One area underreported would be the amount of people who use the site to start Google searches. They would tend to use the Google searchbox on the side of the screen and the results from the search appear from the Google web site, not the library one, despite the common look and feel.

Tuesday, February 28, 2006

Librarians as models of learning

I had the chance to think about how librarians interact with the environment in which people learn. I guess a library is a 'learning environment' in lots of ways. For example we ordered the fixtures and fitting, the seats tables and display boards that make a physical environment. We can help set the social environment by creating a friendly or forbidding atmosphere. It is all do easy to achieve one or other of these entirely unconsciously. We also provide the tools in the way of OPACs, web sites and authentication systems that variously assist or hinder learning.

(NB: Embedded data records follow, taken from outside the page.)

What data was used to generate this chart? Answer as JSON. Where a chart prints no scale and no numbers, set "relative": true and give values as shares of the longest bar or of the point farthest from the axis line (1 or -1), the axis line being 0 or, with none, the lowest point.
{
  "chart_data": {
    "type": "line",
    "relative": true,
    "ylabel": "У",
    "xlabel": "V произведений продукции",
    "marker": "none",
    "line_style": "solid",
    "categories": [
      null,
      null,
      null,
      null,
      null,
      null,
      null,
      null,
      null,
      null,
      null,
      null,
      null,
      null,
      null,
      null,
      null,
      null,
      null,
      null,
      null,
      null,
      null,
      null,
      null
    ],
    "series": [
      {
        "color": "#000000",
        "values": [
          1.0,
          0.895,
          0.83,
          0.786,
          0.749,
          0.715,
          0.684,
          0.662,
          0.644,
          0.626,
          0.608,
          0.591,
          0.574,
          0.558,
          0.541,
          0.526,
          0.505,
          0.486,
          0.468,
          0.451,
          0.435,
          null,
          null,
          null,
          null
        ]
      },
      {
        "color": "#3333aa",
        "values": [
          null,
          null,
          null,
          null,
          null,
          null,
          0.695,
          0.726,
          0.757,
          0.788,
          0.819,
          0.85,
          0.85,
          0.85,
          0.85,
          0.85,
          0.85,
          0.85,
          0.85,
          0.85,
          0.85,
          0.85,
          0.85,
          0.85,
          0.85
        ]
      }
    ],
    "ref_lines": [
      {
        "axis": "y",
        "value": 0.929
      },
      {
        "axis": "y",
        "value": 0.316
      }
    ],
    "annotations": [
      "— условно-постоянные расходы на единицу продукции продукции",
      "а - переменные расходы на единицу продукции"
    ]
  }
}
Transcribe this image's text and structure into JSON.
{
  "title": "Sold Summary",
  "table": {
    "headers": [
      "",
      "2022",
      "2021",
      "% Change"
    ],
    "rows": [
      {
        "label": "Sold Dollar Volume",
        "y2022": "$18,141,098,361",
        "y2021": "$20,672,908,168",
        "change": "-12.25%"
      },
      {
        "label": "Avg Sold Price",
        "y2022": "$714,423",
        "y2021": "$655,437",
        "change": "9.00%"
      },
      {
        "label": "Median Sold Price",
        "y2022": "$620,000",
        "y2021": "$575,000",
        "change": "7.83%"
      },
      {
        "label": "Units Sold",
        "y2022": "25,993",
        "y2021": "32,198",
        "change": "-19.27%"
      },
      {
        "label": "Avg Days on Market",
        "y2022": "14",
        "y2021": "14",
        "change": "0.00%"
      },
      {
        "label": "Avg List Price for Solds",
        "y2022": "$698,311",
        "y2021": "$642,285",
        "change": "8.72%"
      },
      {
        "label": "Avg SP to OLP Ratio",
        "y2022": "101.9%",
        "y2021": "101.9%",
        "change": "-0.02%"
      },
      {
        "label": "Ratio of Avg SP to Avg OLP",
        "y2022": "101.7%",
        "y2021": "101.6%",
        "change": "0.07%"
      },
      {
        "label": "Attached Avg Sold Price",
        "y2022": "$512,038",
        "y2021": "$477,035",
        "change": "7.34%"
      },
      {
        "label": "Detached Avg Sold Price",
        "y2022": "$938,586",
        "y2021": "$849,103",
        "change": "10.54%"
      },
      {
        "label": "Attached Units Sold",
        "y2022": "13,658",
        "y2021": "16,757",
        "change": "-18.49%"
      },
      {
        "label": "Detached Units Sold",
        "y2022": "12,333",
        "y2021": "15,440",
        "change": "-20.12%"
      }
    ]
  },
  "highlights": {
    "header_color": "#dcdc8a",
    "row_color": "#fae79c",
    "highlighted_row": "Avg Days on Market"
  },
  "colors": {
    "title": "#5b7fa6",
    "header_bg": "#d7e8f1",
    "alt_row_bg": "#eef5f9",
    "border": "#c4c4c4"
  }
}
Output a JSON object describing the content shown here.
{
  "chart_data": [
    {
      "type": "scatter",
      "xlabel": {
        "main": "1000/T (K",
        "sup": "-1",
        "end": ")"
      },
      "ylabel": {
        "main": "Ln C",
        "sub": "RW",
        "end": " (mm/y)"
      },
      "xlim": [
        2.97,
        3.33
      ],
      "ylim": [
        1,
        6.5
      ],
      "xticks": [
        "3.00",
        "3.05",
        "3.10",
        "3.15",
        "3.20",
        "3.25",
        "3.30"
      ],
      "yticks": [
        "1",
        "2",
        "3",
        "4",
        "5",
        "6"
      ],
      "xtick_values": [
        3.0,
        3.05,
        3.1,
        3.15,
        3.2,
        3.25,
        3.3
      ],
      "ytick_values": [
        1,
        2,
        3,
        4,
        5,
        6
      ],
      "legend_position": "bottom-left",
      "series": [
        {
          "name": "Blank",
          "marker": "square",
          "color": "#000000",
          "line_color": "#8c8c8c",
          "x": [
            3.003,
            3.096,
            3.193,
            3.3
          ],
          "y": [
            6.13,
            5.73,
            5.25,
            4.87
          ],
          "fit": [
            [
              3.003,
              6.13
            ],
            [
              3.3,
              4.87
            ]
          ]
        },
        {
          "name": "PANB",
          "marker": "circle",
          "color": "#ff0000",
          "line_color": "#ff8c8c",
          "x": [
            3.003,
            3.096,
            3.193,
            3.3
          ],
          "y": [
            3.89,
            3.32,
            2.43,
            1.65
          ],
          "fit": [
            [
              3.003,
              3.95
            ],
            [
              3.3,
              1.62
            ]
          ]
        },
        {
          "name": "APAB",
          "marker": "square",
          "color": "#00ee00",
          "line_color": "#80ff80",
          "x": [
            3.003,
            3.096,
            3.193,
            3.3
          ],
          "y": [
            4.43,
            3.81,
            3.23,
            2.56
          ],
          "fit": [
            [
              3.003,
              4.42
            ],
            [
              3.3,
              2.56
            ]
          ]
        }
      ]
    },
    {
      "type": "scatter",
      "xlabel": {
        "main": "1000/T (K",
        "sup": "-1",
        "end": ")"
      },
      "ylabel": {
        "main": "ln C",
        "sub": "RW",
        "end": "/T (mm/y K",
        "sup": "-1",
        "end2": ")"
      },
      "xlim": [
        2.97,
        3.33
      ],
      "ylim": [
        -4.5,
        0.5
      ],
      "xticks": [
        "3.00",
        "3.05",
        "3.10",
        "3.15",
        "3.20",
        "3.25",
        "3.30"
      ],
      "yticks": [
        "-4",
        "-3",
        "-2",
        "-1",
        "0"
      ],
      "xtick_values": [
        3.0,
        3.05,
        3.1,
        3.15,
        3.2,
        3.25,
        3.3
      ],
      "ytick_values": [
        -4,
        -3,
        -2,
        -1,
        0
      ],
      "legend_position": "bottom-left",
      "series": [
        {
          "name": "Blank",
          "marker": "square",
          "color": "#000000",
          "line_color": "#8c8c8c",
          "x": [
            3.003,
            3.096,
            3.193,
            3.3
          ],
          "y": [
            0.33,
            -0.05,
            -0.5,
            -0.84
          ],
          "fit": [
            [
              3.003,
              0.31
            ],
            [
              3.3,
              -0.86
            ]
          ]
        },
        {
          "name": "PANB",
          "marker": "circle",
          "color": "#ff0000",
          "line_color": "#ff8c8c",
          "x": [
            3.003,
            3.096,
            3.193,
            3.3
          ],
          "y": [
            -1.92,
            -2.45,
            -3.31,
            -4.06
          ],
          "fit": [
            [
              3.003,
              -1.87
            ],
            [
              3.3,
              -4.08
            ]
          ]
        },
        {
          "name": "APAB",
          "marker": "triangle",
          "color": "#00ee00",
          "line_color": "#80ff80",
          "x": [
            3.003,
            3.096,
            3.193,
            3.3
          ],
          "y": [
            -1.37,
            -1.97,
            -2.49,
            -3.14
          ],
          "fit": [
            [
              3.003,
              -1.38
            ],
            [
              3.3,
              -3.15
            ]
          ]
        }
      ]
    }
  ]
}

It strikes me that another, possibly unconscious, way in which we influence the learning environment is the way we model learning behaviour to others.

This might be seen in the way we welcome or reject new ideas. Or share bookmarks through services like Often though the way librarians learn is invisible as we do not choose to share the learning process with others. What if we did share the way we learn with others? Would they be able to learn from our experience as learners?

Blues dovetailed in yellow

Blues dovetailed in yellow is a print made by Patrick Heron in 1975. It was hanging in my office for a while, but it is currently part of an art exhibition in another building.

I am not sure if it is supposed to 'be' anything, but I am interested in the way the colours butt against each other and your eye is drawn from one to the other without finally settling anywhere.